Siemian made a brief locker room appearance wearing a walking boot on his left leg and didn't speak to the media. That left it to Falk to put as positive a spin as he could on the Jets' 262-yard night, 2-for-14 third-down performance and only one scoring drive, culminating with Sam Ficken's 46-yard second-quarter field goal in his Jets debut.

"You never want to see a guy that you spend so much time with go down like that," the second-year man out of Washington State said about Siemian, who he thought initially suffered a concussion since he didn't get a good look at the videoboards. "But when your number's called, you want to go out there and execute. For the most part I thought we did a pretty good job of that."

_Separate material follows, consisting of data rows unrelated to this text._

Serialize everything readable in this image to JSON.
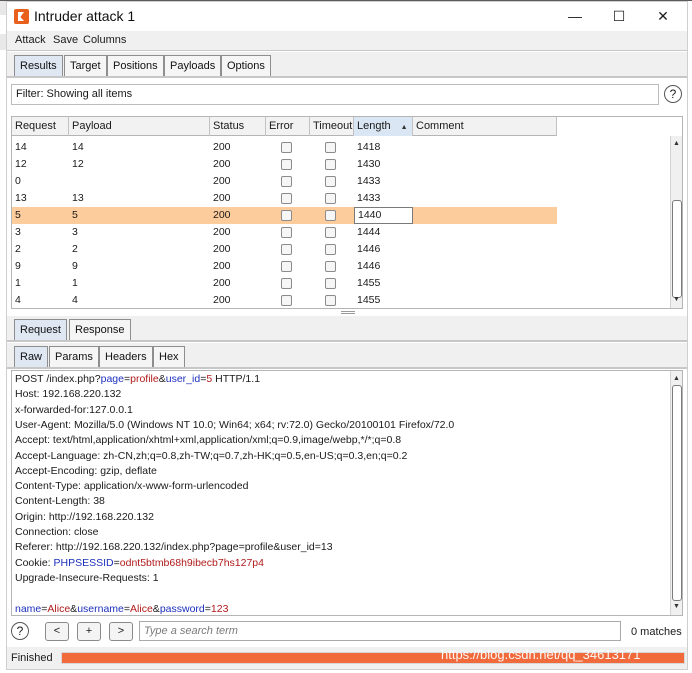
{
  "window": {
    "title": "Intruder attack 1",
    "minimize": "—",
    "maximize": "☐",
    "close": "✕"
  },
  "menu": [
    "Attack",
    "Save",
    "Columns"
  ],
  "main_tabs": [
    {
      "label": "Results",
      "selected": true
    },
    {
      "label": "Target",
      "selected": false
    },
    {
      "label": "Positions",
      "selected": false
    },
    {
      "label": "Payloads",
      "selected": false
    },
    {
      "label": "Options",
      "selected": false
    }
  ],
  "filter": {
    "text": "Filter: Showing all items",
    "help": "?"
  },
  "table": {
    "columns": [
      "Request",
      "Payload",
      "Status",
      "Error",
      "Timeout",
      "Length",
      "Comment"
    ],
    "sort_column": "Length",
    "sort_direction": "ascending",
    "rows": [
      {
        "request": "14",
        "payload": "14",
        "status": "200",
        "error": false,
        "timeout": false,
        "length": "1418",
        "comment": ""
      },
      {
        "request": "12",
        "payload": "12",
        "status": "200",
        "error": false,
        "timeout": false,
        "length": "1430",
        "comment": ""
      },
      {
        "request": "0",
        "payload": "",
        "status": "200",
        "error": false,
        "timeout": false,
        "length": "1433",
        "comment": ""
      },
      {
        "request": "13",
        "payload": "13",
        "status": "200",
        "error": false,
        "timeout": false,
        "length": "1433",
        "comment": ""
      },
      {
        "request": "5",
        "payload": "5",
        "status": "200",
        "error": false,
        "timeout": false,
        "length": "1440",
        "comment": "",
        "selected": true
      },
      {
        "request": "3",
        "payload": "3",
        "status": "200",
        "error": false,
        "timeout": false,
        "length": "1444",
        "comment": ""
      },
      {
        "request": "2",
        "payload": "2",
        "status": "200",
        "error": false,
        "timeout": false,
        "length": "1446",
        "comment": ""
      },
      {
        "request": "9",
        "payload": "9",
        "status": "200",
        "error": false,
        "timeout": false,
        "length": "1446",
        "comment": ""
      },
      {
        "request": "1",
        "payload": "1",
        "status": "200",
        "error": false,
        "timeout": false,
        "length": "1455",
        "comment": ""
      },
      {
        "request": "4",
        "payload": "4",
        "status": "200",
        "error": false,
        "timeout": false,
        "length": "1455",
        "comment": ""
      }
    ]
  },
  "message_tabs": [
    {
      "label": "Request",
      "selected": true
    },
    {
      "label": "Response",
      "selected": false
    }
  ],
  "view_tabs": [
    {
      "label": "Raw",
      "selected": true
    },
    {
      "label": "Params",
      "selected": false
    },
    {
      "label": "Headers",
      "selected": false
    },
    {
      "label": "Hex",
      "selected": false
    }
  ],
  "request": {
    "lines": [
      {
        "segments": [
          {
            "t": "POST /index.php?"
          },
          {
            "t": "page",
            "c": "p"
          },
          {
            "t": "="
          },
          {
            "t": "profile",
            "c": "v"
          },
          {
            "t": "&"
          },
          {
            "t": "user_id",
            "c": "p"
          },
          {
            "t": "="
          },
          {
            "t": "5",
            "c": "v"
          },
          {
            "t": " HTTP/1.1"
          }
        ]
      },
      {
        "segments": [
          {
            "t": "Host: 192.168.220.132"
          }
        ]
      },
      {
        "segments": [
          {
            "t": "x-forwarded-for:127.0.0.1"
          }
        ]
      },
      {
        "segments": [
          {
            "t": "User-Agent: Mozilla/5.0 (Windows NT 10.0; Win64; x64; rv:72.0) Gecko/20100101 Firefox/72.0"
          }
        ]
      },
      {
        "segments": [
          {
            "t": "Accept: text/html,application/xhtml+xml,application/xml;q=0.9,image/webp,*/*;q=0.8"
          }
        ]
      },
      {
        "segments": [
          {
            "t": "Accept-Language: zh-CN,zh;q=0.8,zh-TW;q=0.7,zh-HK;q=0.5,en-US;q=0.3,en;q=0.2"
          }
        ]
      },
      {
        "segments": [
          {
            "t": "Accept-Encoding: gzip, deflate"
          }
        ]
      },
      {
        "segments": [
          {
            "t": "Content-Type: application/x-www-form-urlencoded"
          }
        ]
      },
      {
        "segments": [
          {
            "t": "Content-Length: 38"
          }
        ]
      },
      {
        "segments": [
          {
            "t": "Origin: http://192.168.220.132"
          }
        ]
      },
      {
        "segments": [
          {
            "t": "Connection: close"
          }
        ]
      },
      {
        "segments": [
          {
            "t": "Referer: http://192.168.220.132/index.php?page=profile&user_id=13"
          }
        ]
      },
      {
        "segments": [
          {
            "t": "Cookie: "
          },
          {
            "t": "PHPSESSID",
            "c": "p"
          },
          {
            "t": "="
          },
          {
            "t": "odnt5btmb68h9ibecb7hs127p4",
            "c": "v"
          }
        ]
      },
      {
        "segments": [
          {
            "t": "Upgrade-Insecure-Requests: 1"
          }
        ]
      },
      {
        "segments": []
      },
      {
        "segments": [
          {
            "t": "name",
            "c": "p"
          },
          {
            "t": "="
          },
          {
            "t": "Alice",
            "c": "v"
          },
          {
            "t": "&"
          },
          {
            "t": "username",
            "c": "p"
          },
          {
            "t": "="
          },
          {
            "t": "Alice",
            "c": "v"
          },
          {
            "t": "&"
          },
          {
            "t": "password",
            "c": "p"
          },
          {
            "t": "="
          },
          {
            "t": "123",
            "c": "v"
          }
        ]
      }
    ]
  },
  "search": {
    "help": "?",
    "prev": "<",
    "add": "+",
    "next": ">",
    "placeholder": "Type a search term",
    "matches": "0 matches"
  },
  "status": {
    "text": "Finished",
    "progress": 1.0
  },
  "watermark": "https://blog.csdn.net/qq_34613171",
  "colors": {
    "selected_row": "#fccc9d",
    "progress": "#f06a3c",
    "param_name": "#1c2fbd",
    "param_value": "#b01a1a",
    "app_icon": "#e8601c"
  }
}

Actually, a few metrics back up that seemingly wild statement. In four of his last five possessions he directed the Jets on 60-, 45-, 57- and 58-yard drives. The last three came after Odell Beckham sliced the game open with his 89-yard catch-and-run from Baker Mayfield. But the Jets kept coming close. They got their only red zone drive when they reached third-and-2 at the Browns 12, but one incompletion and a 1-yard pass to Le'Veon Bell didn't get the job done.

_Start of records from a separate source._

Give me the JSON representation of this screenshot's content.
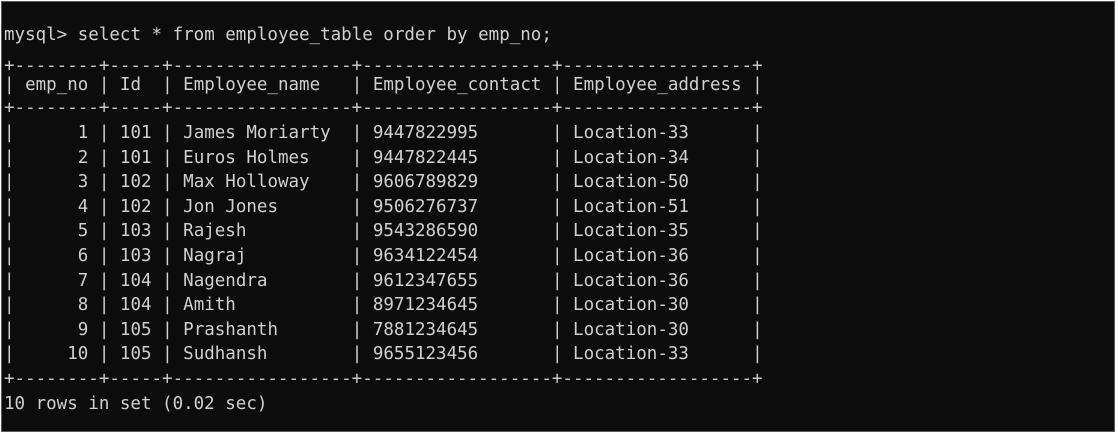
{
  "terminal": {
    "prompt": "mysql>",
    "command": "select * from employee_table order by emp_no;",
    "border_line": "+--------+-----+-----------------+------------------+------------------+",
    "columns": [
      "emp_no",
      "Id",
      "Employee_name",
      "Employee_contact",
      "Employee_address"
    ],
    "rows": [
      {
        "emp_no": "1",
        "id": "101",
        "name": "James Moriarty",
        "contact": "9447822995",
        "address": "Location-33"
      },
      {
        "emp_no": "2",
        "id": "101",
        "name": "Euros Holmes",
        "contact": "9447822445",
        "address": "Location-34"
      },
      {
        "emp_no": "3",
        "id": "102",
        "name": "Max Holloway",
        "contact": "9606789829",
        "address": "Location-50"
      },
      {
        "emp_no": "4",
        "id": "102",
        "name": "Jon Jones",
        "contact": "9506276737",
        "address": "Location-51"
      },
      {
        "emp_no": "5",
        "id": "103",
        "name": "Rajesh",
        "contact": "9543286590",
        "address": "Location-35"
      },
      {
        "emp_no": "6",
        "id": "103",
        "name": "Nagraj",
        "contact": "9634122454",
        "address": "Location-36"
      },
      {
        "emp_no": "7",
        "id": "104",
        "name": "Nagendra",
        "contact": "9612347655",
        "address": "Location-36"
      },
      {
        "emp_no": "8",
        "id": "104",
        "name": "Amith",
        "contact": "8971234645",
        "address": "Location-30"
      },
      {
        "emp_no": "9",
        "id": "105",
        "name": "Prashanth",
        "contact": "7881234645",
        "address": "Location-30"
      },
      {
        "emp_no": "10",
        "id": "105",
        "name": "Sudhansh",
        "contact": "9655123456",
        "address": "Location-33"
      }
    ],
    "result_summary": "10 rows in set (0.02 sec)"
  },
  "colors": {
    "background": "#0c0c0c",
    "text": "#d0d0d0"
  }
}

Then in the first half of the final period, Falk hit Bell on a 17-yard pass that made it to the Cleveland 7 before the airborne Bell had the ball helmeted from his grasp for a lost fumble. Because the Jets didn't take a snap inside the 20, they weren't debited with a TD-less RZ drive there.

As for his passing numbers: 20-of-25 for 198 yards, two sacks, no TDs but no INTs and a 99.7 rating.

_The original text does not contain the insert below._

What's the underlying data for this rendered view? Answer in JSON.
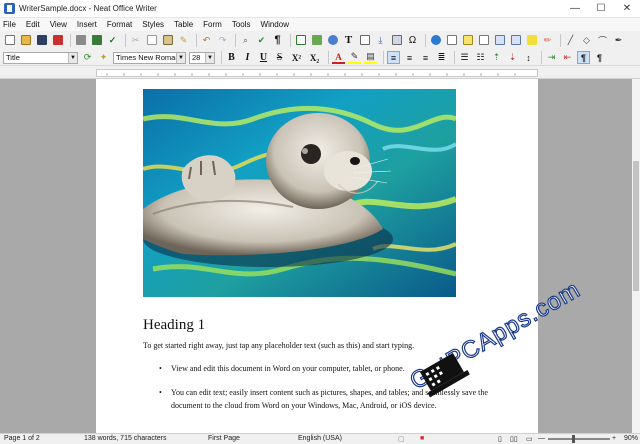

"It's just critical moments. That's what football comes down to. If you execute in those critical moments, this game might be different. So I think there's a lot of learning to do. I think there are some positives. It's not as bad as what the score might show. ... I think we've definitely got to be better."

Head coach Adam Gase didn't like the outcome but he also had some positive vibes about Falk, whom he coached last season in Miami.

"Once we got going, we were fine," Gase said. "I just wanted to make sure I didn't just come out and start throwing it all over the lot. I wanted him to get comfortable and get going a little bit, get in a rhythm. I thought Le'Veon did a good job of trying to put it on his back. I think we called six or seven runs in a row where he got the ball.

"Luke is very confident, so once we got out of that first series, you could just tell he was calm. It was like we were at practice."

Practice this week will be perhaps a little weird if both Darnold and Siemian are sidelined. Gase acknowledged "we might have to" add another QB to the roster "because we're down to one."

And this set of unfortunate circumstances comes during the week before the Jets head up to Foxboro, MA, to play the Patriots. But if Falk getting his first pro start against Tom Brady and the Patriots defense that has allowed three points in two games sent a shiver up his spine, he disguised it well.

"If my number's called, I'll be ready to roll," he said. "You have to make the most of the opportunities and execute no matter who we're playing. You've just got to go do your best."